Theorem. $\mathrm{PRIMES} \in \mathbf{BPP}$.
Proof (sketch). First, we define the Jacobi symbol $\left( \frac a n \right)$ for an integer $a$ and positive odd integer $n$ by $$ \left( \frac a n \right) = \left( \frac a {p_1} \right)^{m_1} \left( \frac a {p_2} \right)^{m_2} \cdots \left( \frac a {p_k} \right)^{m_k}$$ where $n = p_1^{m_1} p_2^{m_2} \cdots p_k^{m_k}$ is the prime factorization of $n$. Here, each $\left( \frac a {p_i} \right)$ is a Legendre symbol, which is defined for all integers $a$ and odd primes $p$ by $$ \left( \frac a p \right) = \begin{cases} 0 & \text{if $a \equiv 0 \bmod p$}, \\ 1 & \text{if $a \not\equiv 0 \bmod p$ and $a \equiv x^2 \bmod p$ for some integer $x$}, \\ -1 & \text{otherwise.} \end{cases}$$
Then if $N$ is an odd composite, the number of numbers that are relatively prime with $N$ and have a Jacobi symbol of $A^{\frac{N-1}2}$ is less than half of the numbers othat are relatively prime with $N$. This means that if we choose a number $A$ at random, there is a low probability that it will be relatively prime and have a Jacobi symbol of $A^{\frac{N-1}2}$.
The algorithm is as follows: Given an integer $N$ as input we assume it is odd and choose a random number $A$ from $1 \leq A \lt N$. If $\gcd(N,A) \gt 1$ or $\left( \frac N A \right) \neq A^{\frac{N-1}2} \bmod n$ then reject; otherwise accept. If $N$ is prime, this algorithm always accepts. If $N$ is composite, this algorithm will reject with probability at least $\frac 1 2$. $$\tag*{$\Box$}$$
Primality testing was originally thought to be difficult, in $\mathbf{NP}$, until a randomized algorithm was discovered in the late 70s by Solovay, Strassen, and Rabin. In fact, they showed something even stronger than primality testing in $\mathbf{BPP}$. In the proof we just did, observe that we can actually guarantee that if $N$ was prime, we will always have the right answer. In this case, we have an algorithm that has one-sided error and we can define some more complexity classes based on this notion.

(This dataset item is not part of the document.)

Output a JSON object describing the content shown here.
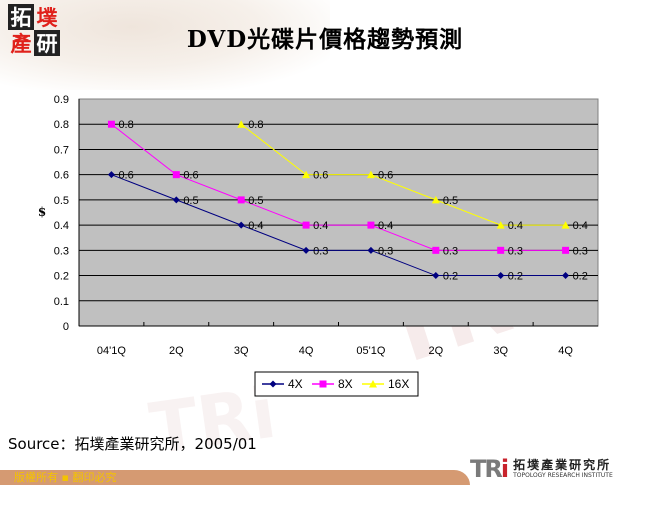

A language $L$ is in $\mathbf{RP}$ if it is decidable by a polynomial time PTM $M$ such that \begin{align*} w \in L & \implies Pr(\text{$M$ accepts $w$}) \geq \frac 2 3, \\ w \not\in L & \implies Pr(\text{$M$ accepts $w$}) = 0. \end{align*} Then $\mathbf{coRP} = \{L \mid \overline L \in \mathbf{RP}\}$. Equivalently, we can say that a language $L$ is in $\mathbf{coRP}$ if it is decidable by a polynomial time PTM $M$ such that \begin{align*} w \in L & \implies Pr(\text{$M$ accepts $w$}) = 1, \\ w \not\in L & \implies Pr(\text{$M$ accepts $w$}) \leq \frac 1 3. \end{align*} There's one more class, $\mathbf{ZPP}$, that is $\mathbf{RP} \cap \mathbf{coRP}$. In this class, a TM must output the correct answer or outputs "don't know" up to half the time.
All of these classes are in $\mathbf{BPP}$ and the original randomized algorithm for primality testing was in $\mathbf{coRP}$. However, even more surprisngly, in 2002, Agrawal, Kayal, and Saxena showed that primality testing is actually in $\mathbf P$. This leads to the question of whether $\mathbf P = \mathbf{BPP}$. In other words, just how powerful is randomization?